Now, like wtallis already said, NVME additionally has multiple queues per device, but these are independent from each other. If you somehow want ordering between different queues, you must implement that in higher level software.

[1] The SCSI spec has an optional feature to enable ordered tags. But apparently almost no devices ever implemented it, and AFAIK Linux and Windows never use that feature either.

arielweisberg · on Sept 29, 2020

Out of the box configuration for most journaling filesystems only journal metadata not data.

Journaling data cuts write throughput in half and it’s not necessary most of the time.

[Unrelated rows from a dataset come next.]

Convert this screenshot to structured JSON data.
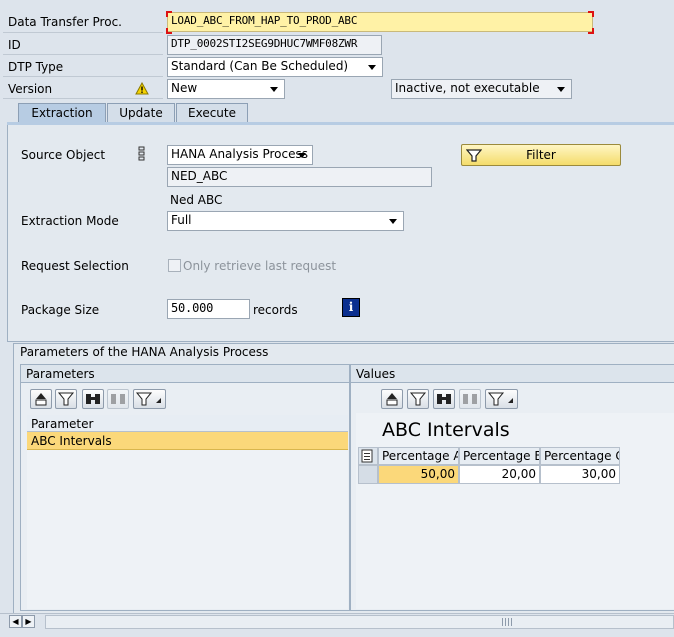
{
  "header": {
    "dtp_label": "Data Transfer Proc.",
    "dtp_value": "LOAD_ABC_FROM_HAP_TO_PROD_ABC",
    "id_label": "ID",
    "id_value": "DTP_0002STI2SEG9DHUC7WMF08ZWR",
    "type_label": "DTP Type",
    "type_value": "Standard (Can Be Scheduled)",
    "version_label": "Version",
    "version_value": "New",
    "status_value": "Inactive, not executable"
  },
  "tabs": [
    {
      "label": "Extraction",
      "active": true
    },
    {
      "label": "Update",
      "active": false
    },
    {
      "label": "Execute",
      "active": false
    }
  ],
  "extraction": {
    "source_label": "Source Object",
    "source_value": "HANA Analysis Process",
    "source_name": "NED_ABC",
    "source_desc": "Ned ABC",
    "filter_label": "Filter",
    "mode_label": "Extraction Mode",
    "mode_value": "Full",
    "request_label": "Request Selection",
    "request_checkbox_label": "Only retrieve last request",
    "package_label": "Package Size",
    "package_value": "50.000",
    "package_unit": "records"
  },
  "params_section": {
    "title": "Parameters of the HANA Analysis Process",
    "left_title": "Parameters",
    "right_title": "Values",
    "param_col_header": "Parameter",
    "param_rows": [
      "ABC Intervals"
    ],
    "values_title": "ABC Intervals",
    "value_headers": [
      "Percentage A",
      "Percentage B",
      "Percentage C"
    ],
    "value_rows": [
      [
        "50,00",
        "20,00",
        "30,00"
      ]
    ]
  }
}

throwaway8941 · on Sept 29, 2020

It's worthy of note that log-structured and copy-on-write filesystems (which I've seen described as two types of journaling) like btrfs and F2FS log data as part of their normal operation without any performance loss, so you always get a consistent view of the filesystem (barring bugs in the FS code or fsync-is-not-really-an-fsync treachery from your hardware).

sedatk · on Sept 29, 2020

As long as writes are flushed sequentially, I see no problem with metadata only journaling, but apparently, NVMe's don't provide such guarantees.

arielweisberg · on Sept 30, 2020

You don’t get a guarantee of write ordering from not just the disk (pretty much any kind) but the OS IO scheduler.

Journaling filesystems can still implement atomic appends with only metadata journaling.

Updating in place is generally not atomic because of the way writeback works for buffered IO.

If you use unbuffered IO you bypass the OS scheduler but still have the disk reordering things if you don’t use write barriers and they still don’t guarantee atomicity for regular writes.